When it comes to picture quality the 42WLT66 ticks most of the right boxes. Colours are generally bright, vivid and lifelike, while blacks are reassuringly dark, but not at the expense of lost detail in low light areas. However, I did notice the slightest hint of motion smearing when watching some fast moving footage. To be fair I wouldn’t necessarily have noticed if I wasn’t looking for it, and when I was just watching TV rather than “evaluating” I didn’t notice it at all.
In general though Toshiba’s Active Vision LCD image processing gave a good account of itself, negating many of the problems that can plague LCD screens without any undue side effects. A good indication of how good the image processing is on an HDTV is how well the set handles standard definition sources, and I was surprised at how well the 42WLT66 dealt with standard definition pictures from its internal tuner. Considering that a 576 line SD source is being scaled to a 1080 line panel, there’s every chance that the result could be significantly worse picture quality than an old standard definition TV, but the 42WLT66 rose to the challenge well.

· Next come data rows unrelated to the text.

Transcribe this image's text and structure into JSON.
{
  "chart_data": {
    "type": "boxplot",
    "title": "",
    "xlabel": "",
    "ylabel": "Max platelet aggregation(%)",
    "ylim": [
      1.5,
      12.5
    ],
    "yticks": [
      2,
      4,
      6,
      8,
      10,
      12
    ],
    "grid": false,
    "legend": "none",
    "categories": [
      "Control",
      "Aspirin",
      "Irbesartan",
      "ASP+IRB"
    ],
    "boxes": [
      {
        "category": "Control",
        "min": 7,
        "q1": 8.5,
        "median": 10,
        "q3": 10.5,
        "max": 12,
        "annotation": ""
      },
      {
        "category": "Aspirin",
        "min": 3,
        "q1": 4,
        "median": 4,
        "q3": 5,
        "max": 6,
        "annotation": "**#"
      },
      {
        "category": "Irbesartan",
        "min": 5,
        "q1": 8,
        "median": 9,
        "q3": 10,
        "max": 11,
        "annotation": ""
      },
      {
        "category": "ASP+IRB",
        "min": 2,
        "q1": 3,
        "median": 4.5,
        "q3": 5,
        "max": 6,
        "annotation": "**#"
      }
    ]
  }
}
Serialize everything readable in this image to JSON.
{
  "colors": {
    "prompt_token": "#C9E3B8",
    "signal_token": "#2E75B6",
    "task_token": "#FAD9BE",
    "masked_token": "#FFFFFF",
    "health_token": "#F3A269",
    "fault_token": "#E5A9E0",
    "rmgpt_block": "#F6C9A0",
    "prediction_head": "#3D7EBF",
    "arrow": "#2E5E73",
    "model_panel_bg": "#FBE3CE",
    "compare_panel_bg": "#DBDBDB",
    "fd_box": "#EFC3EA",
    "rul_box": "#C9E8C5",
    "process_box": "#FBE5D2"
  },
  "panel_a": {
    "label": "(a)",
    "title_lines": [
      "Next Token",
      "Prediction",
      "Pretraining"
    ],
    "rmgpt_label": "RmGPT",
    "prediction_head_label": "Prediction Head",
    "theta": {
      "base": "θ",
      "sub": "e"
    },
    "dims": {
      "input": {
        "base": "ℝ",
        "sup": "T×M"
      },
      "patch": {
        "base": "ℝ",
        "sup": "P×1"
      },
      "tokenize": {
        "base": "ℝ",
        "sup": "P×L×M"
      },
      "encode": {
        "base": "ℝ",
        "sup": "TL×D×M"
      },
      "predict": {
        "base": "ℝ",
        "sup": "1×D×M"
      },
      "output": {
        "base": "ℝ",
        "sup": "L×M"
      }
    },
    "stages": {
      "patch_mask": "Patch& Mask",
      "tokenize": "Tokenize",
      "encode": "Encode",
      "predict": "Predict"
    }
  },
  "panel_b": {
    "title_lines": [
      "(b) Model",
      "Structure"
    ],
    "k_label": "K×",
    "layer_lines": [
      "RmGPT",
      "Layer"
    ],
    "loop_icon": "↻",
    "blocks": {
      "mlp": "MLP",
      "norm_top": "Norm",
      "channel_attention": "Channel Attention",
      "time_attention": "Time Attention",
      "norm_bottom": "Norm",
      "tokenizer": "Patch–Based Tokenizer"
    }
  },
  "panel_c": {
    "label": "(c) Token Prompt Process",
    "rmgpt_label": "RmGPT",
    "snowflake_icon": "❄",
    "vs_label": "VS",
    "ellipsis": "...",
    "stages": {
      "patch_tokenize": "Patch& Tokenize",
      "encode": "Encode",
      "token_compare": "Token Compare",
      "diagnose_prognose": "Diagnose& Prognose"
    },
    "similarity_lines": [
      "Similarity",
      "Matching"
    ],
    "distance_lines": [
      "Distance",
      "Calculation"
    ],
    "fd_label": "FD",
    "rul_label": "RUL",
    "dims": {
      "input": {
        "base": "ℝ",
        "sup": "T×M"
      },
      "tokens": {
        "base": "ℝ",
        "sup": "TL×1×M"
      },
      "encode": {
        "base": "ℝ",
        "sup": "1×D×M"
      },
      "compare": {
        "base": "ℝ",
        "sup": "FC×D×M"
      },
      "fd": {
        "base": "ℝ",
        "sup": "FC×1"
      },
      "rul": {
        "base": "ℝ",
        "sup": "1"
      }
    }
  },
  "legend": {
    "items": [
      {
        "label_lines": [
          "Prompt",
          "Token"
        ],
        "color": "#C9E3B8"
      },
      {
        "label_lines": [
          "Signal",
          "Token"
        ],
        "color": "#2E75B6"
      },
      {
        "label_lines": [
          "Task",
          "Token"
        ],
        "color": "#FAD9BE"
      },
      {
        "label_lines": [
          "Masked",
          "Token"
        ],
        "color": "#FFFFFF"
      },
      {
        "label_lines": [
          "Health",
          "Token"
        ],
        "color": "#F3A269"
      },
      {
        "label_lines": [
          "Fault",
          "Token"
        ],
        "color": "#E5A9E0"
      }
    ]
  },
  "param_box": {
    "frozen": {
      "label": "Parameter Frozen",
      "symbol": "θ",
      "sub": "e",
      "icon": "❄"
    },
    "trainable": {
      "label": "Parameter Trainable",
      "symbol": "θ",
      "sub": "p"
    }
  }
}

Of course you don’t buy a 42in full HD television to see how well it scales SD content, and it has to be said that feeding the 42WLT66 a diet of good high definition signals really brings out the best in it. Hooking up the Xbox 360 and switching it to output 1080i produced truly stunning results. I fired up Tomb Raider Legend and was genuinly surprised at how good it looked on the 42WLT66, especially since so much of the game takes place in dark and gloomy locales. Switching to DOA4, with it’s eye wateringly bright colours and detailed environments proved again that THIS is how Microsoft’s latest gaming platform is supposed to be viewed.